|Le Col du Linge. It did not look like this in May.|
Today is the eleventh day of the eleventh month. Thousands of bloggers will be posting this on this day and at this hour, but I don't care. There is something a little comforting about knowing others are doing the same as you are on a particular day of the year. I have already been to a remembrance ceremony locally, as they do it here in France on 1st November, but today is a day to remember those who died. Far more as a proportion of those serving than today of course, looking back at the war graves of the early 20th century. In May this year I visited a First World War battlefield in the Vosges, where some (not all could be identified) of the young men who were killed there are commemorated. Eighteen, nineteen and twenty years old. They shall not grow old, as we that are left grow old.
Interesting fact (to me) - that battlefield is at a place called Col du Linge. Nothing to do with laundry or lingerie, "linge" is a Celtic word, with the same root as the first half of the place name Leinster.

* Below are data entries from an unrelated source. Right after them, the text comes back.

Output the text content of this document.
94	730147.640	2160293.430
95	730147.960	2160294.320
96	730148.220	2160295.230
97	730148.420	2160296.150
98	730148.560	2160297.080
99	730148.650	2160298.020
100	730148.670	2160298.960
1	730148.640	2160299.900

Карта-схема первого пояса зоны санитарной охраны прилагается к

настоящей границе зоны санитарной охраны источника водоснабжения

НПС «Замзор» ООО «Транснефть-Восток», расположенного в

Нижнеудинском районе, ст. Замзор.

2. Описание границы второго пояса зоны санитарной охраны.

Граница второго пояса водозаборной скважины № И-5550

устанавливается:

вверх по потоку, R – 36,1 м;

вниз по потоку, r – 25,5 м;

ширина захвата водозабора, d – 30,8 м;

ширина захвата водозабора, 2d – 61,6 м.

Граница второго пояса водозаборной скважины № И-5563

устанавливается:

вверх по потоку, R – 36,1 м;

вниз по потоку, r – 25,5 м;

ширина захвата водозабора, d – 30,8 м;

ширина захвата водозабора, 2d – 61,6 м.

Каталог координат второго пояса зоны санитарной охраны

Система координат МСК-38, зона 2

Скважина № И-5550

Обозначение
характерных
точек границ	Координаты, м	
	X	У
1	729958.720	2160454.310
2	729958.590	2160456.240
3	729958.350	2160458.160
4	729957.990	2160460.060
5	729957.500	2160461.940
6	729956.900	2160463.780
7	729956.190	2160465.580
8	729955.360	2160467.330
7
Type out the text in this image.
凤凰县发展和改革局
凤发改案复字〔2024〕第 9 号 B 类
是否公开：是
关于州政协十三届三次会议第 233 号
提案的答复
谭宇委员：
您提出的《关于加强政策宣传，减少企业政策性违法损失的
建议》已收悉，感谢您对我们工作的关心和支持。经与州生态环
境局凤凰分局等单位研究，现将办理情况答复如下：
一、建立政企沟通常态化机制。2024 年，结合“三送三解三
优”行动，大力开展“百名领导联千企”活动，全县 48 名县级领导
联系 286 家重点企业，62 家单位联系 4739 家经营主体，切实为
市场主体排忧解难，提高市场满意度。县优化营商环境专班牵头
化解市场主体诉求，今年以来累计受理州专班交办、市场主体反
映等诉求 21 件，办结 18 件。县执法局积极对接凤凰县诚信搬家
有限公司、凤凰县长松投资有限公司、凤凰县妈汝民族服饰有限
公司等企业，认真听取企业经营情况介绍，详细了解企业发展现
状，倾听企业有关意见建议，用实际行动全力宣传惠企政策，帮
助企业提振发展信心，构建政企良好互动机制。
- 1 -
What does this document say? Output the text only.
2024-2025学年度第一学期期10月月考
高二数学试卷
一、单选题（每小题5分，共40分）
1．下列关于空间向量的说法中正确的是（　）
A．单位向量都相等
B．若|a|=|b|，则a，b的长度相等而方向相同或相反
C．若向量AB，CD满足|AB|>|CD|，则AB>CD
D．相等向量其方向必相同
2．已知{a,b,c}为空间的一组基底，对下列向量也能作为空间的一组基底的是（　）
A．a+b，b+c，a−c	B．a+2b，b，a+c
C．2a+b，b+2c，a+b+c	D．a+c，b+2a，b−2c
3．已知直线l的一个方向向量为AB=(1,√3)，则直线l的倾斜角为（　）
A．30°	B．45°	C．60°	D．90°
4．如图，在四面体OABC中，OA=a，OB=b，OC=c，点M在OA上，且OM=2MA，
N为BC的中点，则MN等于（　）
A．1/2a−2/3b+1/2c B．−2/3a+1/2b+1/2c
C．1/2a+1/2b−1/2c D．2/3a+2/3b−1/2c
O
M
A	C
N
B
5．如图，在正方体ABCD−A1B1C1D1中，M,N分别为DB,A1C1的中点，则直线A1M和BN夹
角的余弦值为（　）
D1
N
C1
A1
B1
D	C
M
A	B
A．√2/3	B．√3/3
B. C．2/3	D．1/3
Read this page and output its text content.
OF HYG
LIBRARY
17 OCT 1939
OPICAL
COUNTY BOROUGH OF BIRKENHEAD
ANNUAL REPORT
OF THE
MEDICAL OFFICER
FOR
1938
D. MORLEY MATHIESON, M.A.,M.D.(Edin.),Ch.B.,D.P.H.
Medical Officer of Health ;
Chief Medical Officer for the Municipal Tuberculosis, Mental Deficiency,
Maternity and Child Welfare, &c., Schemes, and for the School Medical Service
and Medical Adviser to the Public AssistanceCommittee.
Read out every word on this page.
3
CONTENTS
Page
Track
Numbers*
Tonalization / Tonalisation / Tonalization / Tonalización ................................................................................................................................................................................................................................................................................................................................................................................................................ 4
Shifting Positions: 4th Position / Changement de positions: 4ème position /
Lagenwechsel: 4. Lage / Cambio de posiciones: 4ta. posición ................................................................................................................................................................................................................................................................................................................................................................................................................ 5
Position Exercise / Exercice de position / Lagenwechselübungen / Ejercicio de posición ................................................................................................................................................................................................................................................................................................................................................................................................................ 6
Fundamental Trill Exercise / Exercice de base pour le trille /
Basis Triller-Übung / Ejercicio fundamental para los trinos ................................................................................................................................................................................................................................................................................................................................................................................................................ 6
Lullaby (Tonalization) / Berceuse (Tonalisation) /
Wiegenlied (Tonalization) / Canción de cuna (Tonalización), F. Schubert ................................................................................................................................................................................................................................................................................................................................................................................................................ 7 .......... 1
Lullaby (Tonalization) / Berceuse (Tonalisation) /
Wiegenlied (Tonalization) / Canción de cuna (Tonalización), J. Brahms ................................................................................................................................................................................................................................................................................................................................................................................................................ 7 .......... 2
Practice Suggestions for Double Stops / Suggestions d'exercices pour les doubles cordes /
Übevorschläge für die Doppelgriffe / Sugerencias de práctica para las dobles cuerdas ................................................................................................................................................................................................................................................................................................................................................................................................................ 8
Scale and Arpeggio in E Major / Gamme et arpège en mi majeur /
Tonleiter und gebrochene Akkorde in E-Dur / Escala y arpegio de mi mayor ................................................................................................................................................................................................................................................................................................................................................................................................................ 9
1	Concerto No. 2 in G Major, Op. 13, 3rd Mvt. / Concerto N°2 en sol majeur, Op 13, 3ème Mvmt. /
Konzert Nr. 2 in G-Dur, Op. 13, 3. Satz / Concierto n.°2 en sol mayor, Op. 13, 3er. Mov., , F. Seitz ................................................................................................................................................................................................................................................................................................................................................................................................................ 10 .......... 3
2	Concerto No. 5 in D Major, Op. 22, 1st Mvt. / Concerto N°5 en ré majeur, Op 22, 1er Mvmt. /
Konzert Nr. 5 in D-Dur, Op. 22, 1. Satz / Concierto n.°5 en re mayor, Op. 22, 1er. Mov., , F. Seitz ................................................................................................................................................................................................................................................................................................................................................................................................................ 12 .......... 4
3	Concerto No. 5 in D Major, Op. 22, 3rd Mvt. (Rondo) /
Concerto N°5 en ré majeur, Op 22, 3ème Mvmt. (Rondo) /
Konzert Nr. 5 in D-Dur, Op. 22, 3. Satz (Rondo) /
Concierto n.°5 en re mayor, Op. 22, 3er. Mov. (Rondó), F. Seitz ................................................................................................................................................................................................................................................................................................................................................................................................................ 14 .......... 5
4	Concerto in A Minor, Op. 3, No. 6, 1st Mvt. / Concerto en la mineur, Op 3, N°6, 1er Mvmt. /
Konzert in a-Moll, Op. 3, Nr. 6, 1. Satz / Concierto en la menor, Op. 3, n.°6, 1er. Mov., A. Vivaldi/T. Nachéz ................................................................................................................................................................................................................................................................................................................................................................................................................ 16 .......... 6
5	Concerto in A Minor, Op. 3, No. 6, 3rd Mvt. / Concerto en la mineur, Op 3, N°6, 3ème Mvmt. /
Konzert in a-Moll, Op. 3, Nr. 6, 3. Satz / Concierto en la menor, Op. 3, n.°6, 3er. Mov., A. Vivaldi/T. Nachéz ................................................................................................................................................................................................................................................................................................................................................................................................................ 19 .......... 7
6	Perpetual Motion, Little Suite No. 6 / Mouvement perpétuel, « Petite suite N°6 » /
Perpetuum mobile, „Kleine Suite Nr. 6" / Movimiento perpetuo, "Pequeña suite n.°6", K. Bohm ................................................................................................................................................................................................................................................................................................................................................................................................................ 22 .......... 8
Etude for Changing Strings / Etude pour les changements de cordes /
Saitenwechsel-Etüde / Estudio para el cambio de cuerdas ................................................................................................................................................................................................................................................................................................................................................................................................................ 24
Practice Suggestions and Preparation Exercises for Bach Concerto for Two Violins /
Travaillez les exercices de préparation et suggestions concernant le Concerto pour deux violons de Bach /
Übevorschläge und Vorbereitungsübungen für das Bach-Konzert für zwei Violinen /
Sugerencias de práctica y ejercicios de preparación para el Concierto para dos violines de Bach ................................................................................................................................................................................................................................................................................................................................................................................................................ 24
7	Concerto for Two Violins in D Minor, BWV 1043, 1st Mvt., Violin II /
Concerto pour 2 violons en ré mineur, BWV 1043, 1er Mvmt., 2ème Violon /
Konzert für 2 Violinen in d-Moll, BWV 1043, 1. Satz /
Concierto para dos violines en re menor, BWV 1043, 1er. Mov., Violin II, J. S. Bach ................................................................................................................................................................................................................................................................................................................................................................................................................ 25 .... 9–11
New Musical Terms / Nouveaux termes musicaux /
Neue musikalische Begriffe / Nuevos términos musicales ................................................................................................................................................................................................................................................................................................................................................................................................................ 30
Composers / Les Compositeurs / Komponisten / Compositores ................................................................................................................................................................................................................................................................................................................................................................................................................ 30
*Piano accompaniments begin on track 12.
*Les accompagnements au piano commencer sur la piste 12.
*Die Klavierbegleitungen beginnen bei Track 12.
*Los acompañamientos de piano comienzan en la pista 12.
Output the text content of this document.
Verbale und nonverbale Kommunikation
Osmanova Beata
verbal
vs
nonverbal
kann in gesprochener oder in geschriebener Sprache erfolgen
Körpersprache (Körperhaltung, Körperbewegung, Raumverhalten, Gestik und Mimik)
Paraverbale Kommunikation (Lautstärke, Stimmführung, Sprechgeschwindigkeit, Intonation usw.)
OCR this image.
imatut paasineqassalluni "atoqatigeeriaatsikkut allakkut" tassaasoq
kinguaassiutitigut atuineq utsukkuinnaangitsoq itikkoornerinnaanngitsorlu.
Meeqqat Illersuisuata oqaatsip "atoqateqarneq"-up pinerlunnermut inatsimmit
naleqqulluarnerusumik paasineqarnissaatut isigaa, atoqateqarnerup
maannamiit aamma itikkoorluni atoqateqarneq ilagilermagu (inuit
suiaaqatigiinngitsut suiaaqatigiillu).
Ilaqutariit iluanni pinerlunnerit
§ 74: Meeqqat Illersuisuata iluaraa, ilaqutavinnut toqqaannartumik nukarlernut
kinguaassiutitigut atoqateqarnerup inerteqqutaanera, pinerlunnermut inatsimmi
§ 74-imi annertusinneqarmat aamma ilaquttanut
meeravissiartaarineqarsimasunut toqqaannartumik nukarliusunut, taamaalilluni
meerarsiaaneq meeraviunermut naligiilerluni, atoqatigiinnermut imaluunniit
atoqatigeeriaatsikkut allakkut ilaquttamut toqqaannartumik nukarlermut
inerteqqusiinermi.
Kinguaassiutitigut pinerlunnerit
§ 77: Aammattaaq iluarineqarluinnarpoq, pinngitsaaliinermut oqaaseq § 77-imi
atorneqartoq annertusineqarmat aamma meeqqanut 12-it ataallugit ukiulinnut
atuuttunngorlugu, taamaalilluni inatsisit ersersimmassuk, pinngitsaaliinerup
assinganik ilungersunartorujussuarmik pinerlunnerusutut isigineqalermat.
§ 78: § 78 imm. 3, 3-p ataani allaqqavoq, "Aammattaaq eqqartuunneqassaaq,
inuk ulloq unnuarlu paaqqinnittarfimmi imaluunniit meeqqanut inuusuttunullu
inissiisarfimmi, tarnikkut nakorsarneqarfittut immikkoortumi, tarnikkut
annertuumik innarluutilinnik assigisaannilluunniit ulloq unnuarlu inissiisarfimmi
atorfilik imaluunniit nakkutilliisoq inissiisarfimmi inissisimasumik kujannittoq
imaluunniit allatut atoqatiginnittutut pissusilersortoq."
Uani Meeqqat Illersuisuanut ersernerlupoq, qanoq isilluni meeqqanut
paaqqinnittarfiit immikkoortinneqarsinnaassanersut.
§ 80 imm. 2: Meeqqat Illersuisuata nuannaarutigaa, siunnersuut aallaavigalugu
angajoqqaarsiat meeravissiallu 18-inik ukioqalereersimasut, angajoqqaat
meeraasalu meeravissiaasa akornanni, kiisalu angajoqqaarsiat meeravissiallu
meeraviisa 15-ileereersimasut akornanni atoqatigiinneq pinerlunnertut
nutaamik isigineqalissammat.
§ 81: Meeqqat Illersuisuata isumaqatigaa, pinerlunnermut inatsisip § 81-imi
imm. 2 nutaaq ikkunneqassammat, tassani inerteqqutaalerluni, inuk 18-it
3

Today is a public holiday here in France, for remembrance, and most people (including the entire organisation I work for) are making the bridge ("faire le pont") and are not working tomorrow either, so as to have a four-day weekend. But children are going to school tomorrow, so it is a stay-at-home weekend, which suits me just fine. Solemn images on TV this morning of the demonstrations by schoolchildren and young students on this day in 1940, against the German occupation. Pity their leaders and military did not show the courage those "lyceens" did at the time.
Public holidays here are celebrated on the day on which they fall, and not on the following Monday as in the UK, which I greatly prefer. Of course it means that we lose some when they fall on a Saturday or Sunday, but so what really. We get plenty.
Poppies. "Les coquelicots". French people do not know why we wear them, and they often ask. They usually like the answer. But many, especially women, get a certain look on their face when they see a poppy worn as an emblem. This is because "les coquelicots" is slang for "periods", for reasons which are easy to understand. A thing you just have to know.